Cesenatico. Maltempo, lunga notte di interventi per l’emergenza idrogeologica

Il sindaco di Cesenatico, Matteo Gozzoli, coordinatore della rete di emergenza comunale l’aveva detto: “Sarà una lunga notte, stiamo lavorando tutti al massimo. Un pensiero ai cittadini che sono nelle zone critiche, tutte le forze dell’ordine e i volontari sono al lavoro. Sarà una lunga notte, stiamo insieme”.

E così si sono susseguiti durante la nottata gli interventi che hanno visto l’impegno generale di Polizia Municipale, carabinieri, Vigili del Fuoco del distaccamento di Cesenatico, Radio Soccorso –  Protezione Civile e Croce Rossa, al lavoro per aiutare la popolazione in difficoltà a causa di allagamenti dovuti alle piogge di queste ore.
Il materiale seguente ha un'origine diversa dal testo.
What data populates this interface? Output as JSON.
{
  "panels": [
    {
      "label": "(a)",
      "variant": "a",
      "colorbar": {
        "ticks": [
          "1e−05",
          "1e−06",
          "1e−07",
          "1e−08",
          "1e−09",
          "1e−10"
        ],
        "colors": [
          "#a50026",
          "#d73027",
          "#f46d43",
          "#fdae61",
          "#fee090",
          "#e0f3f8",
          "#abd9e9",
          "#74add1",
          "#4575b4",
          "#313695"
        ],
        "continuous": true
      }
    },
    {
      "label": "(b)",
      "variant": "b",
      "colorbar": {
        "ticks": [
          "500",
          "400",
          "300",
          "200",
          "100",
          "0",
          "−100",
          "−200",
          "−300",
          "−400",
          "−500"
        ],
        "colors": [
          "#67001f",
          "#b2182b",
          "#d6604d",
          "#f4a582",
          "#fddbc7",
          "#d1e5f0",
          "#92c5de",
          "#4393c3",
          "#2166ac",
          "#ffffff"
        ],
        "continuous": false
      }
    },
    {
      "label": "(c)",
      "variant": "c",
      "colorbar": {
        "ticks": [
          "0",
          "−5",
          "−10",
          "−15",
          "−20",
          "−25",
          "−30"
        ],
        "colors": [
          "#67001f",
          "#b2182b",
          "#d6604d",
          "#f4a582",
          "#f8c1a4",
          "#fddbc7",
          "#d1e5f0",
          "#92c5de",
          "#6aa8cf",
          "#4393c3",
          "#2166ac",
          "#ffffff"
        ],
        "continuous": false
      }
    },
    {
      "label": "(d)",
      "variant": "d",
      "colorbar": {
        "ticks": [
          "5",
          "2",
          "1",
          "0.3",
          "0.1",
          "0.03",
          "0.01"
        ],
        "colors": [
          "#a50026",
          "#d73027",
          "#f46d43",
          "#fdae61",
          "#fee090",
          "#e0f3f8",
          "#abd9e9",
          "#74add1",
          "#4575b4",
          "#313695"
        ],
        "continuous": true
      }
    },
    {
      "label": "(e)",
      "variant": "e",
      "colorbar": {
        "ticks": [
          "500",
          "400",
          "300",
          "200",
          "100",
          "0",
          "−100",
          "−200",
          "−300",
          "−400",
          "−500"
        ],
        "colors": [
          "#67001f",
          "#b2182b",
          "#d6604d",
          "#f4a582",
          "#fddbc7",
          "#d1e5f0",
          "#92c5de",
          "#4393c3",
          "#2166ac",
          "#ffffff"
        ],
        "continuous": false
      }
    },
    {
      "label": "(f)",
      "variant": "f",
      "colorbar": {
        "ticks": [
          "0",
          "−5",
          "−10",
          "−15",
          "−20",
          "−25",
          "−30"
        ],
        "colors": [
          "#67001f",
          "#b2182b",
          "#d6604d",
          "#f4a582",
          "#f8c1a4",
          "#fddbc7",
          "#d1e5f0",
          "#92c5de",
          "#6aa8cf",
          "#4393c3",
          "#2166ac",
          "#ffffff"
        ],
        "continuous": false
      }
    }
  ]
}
Una situazione che con il passare delle ore è diventata sempre più critica a causa della rottura degli argini dei canali e la seguente chiusura di diverse strade: via Brusadiccia, tra via Palazzone e via delle Quercie,  via Montaletto nel tratto tra via Palazzone e via San Pellegrino.  Dissestamento delle strade, in diversi punti della città dove il manto stradale si sta sbriciolando a causa della pioggia incessante. A Villalta all’inizio di via Campone Sala la strada è stata transennata per notevole dissesto stradale con conseguente utilizzo della careggiata opposta.

In centro storico il canale sfiora il livello di banchina e le campane di San Giacomo risuonano come allarme. Alle porte vinciane le idrovore aggiuntive hanno pompato al massimo l’acqua che arrivava dall’entroterra.
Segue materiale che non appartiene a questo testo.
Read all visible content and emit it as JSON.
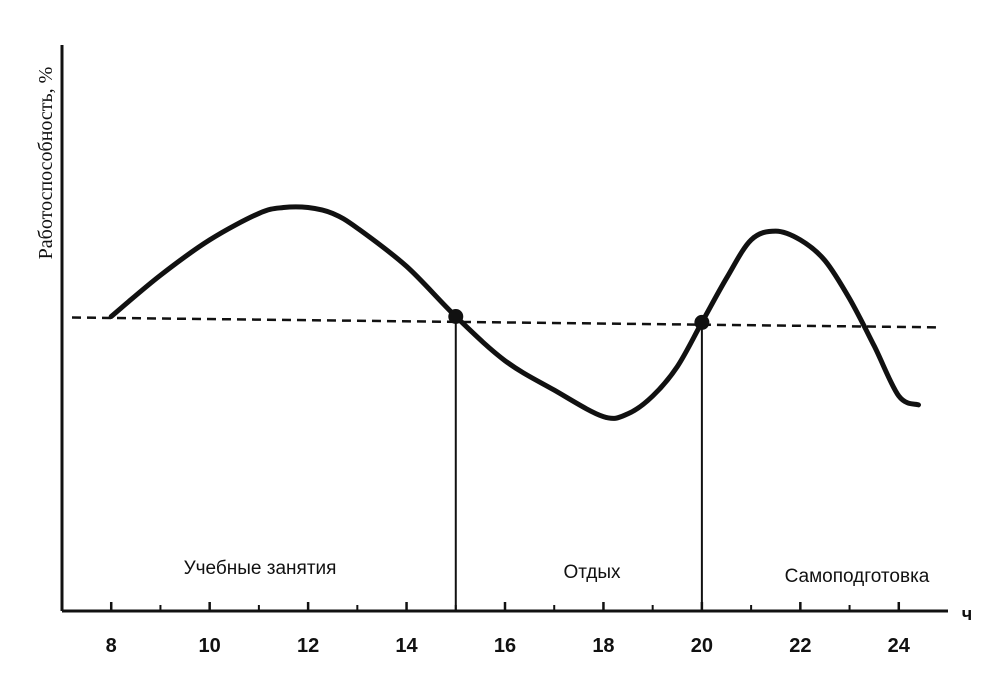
{
  "chart_data": {
    "type": "line",
    "title": "",
    "xlabel": "ч",
    "ylabel": "Работоспособность, %",
    "x_ticks": [
      8,
      10,
      12,
      14,
      16,
      18,
      20,
      22,
      24
    ],
    "xlim": [
      7.0,
      25.0
    ],
    "ylim": [
      0,
      100
    ],
    "grid": false,
    "series": [
      {
        "x": [
          8,
          9,
          10,
          11,
          11.5,
          12,
          12.5,
          13,
          14,
          15,
          16,
          17,
          18,
          18.5,
          19,
          19.5,
          20,
          20.5,
          21,
          21.5,
          22,
          22.5,
          23,
          23.5,
          24,
          24.4
        ],
        "y": [
          50,
          57,
          63,
          67.5,
          68.5,
          68.5,
          67.5,
          65,
          58.5,
          50,
          42.5,
          37.5,
          33,
          33.5,
          36.5,
          41.5,
          49,
          56.5,
          63,
          64.5,
          63,
          59.5,
          53,
          45,
          36.5,
          35
        ]
      }
    ],
    "reference_line": {
      "style": "dashed",
      "y_start": 50,
      "y_end": 48.5
    },
    "markers": [
      {
        "x": 15,
        "y": 50
      },
      {
        "x": 20,
        "y": 49
      }
    ],
    "dividers": [
      15,
      20
    ],
    "periods": [
      "Учебные занятия",
      "Отдых",
      "Самоподготовка"
    ]
  }
}
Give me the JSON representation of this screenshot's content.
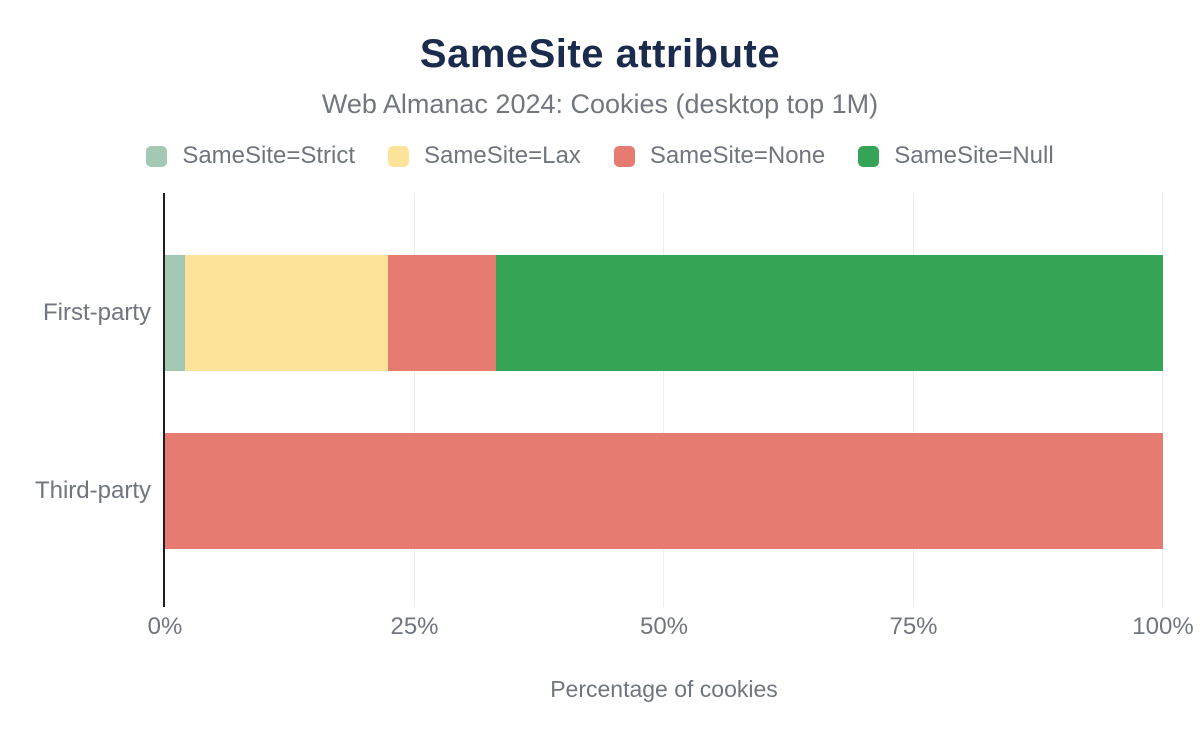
{
  "title": "SameSite attribute",
  "subtitle": "Web Almanac 2024: Cookies (desktop top 1M)",
  "colors": {
    "strict": "#a3c9b5",
    "lax": "#fde39a",
    "none": "#e57b71",
    "null": "#36a457",
    "title_text": "#1b2b4d",
    "subtitle_text": "#72777f",
    "label_text": "#70757e",
    "axis_line": "#1f1f1f",
    "gridline": "#ededed",
    "background": "#ffffff"
  },
  "legend": [
    {
      "label": "SameSite=Strict",
      "color": "#a3c9b5"
    },
    {
      "label": "SameSite=Lax",
      "color": "#fde39a"
    },
    {
      "label": "SameSite=None",
      "color": "#e57b71"
    },
    {
      "label": "SameSite=Null",
      "color": "#36a457"
    }
  ],
  "chart_data": {
    "type": "bar",
    "orientation": "horizontal",
    "stacked": true,
    "title": "SameSite attribute",
    "subtitle": "Web Almanac 2024: Cookies (desktop top 1M)",
    "categories": [
      "First-party",
      "Third-party"
    ],
    "series": [
      {
        "name": "SameSite=Strict",
        "color": "#a3c9b5",
        "values": [
          2.0,
          0
        ]
      },
      {
        "name": "SameSite=Lax",
        "color": "#fde39a",
        "values": [
          20.3,
          0
        ]
      },
      {
        "name": "SameSite=None",
        "color": "#e57b71",
        "values": [
          10.9,
          100
        ]
      },
      {
        "name": "SameSite=Null",
        "color": "#36a457",
        "values": [
          66.8,
          0
        ]
      }
    ],
    "xlabel": "Percentage of cookies",
    "ylabel": "",
    "xlim": [
      0,
      100
    ],
    "x_ticks": [
      {
        "label": "0%",
        "value": 0
      },
      {
        "label": "25%",
        "value": 25
      },
      {
        "label": "50%",
        "value": 50
      },
      {
        "label": "75%",
        "value": 75
      },
      {
        "label": "100%",
        "value": 100
      }
    ],
    "grid": true,
    "legend_position": "top"
  }
}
Le forze dell’ordine hanno sistemato nei tratti più critici di Sala e Cannucceto sacchi di sabbia per alzare gli argini dei canali. E in queste zone tutte le famiglie sono state allertate per il pericolo esondazione con la relativa distribuzione dei sacchi di sabbia. Una coppia di anziani è stata soccorsa a Sala perché ignara di quello che stava succedendo, alla famiglia sono stati consegnati sacchi di sabbia per l’emergenza.

L’ultimo aggiornamento del sindaco Gozzoli dice: “proseguono senza sosta le operazioni di pompaggio dell’acqua fuori dalle porte vinciane. Mare ancora molto mosso ma la pioggia ha dato una tregua.
Oltre alle 6 pompe delle porte sono attive 3 idrovore fornite dalla Protezione civile dell’Emilia-Romagna monitorate costantemente dai volontari della protezione civile (il turno notturno lo hanno fatto i volontari di Cesena). Questa notte abbiamo controllato il porto a vista pur di non mettere in crisi il forese”.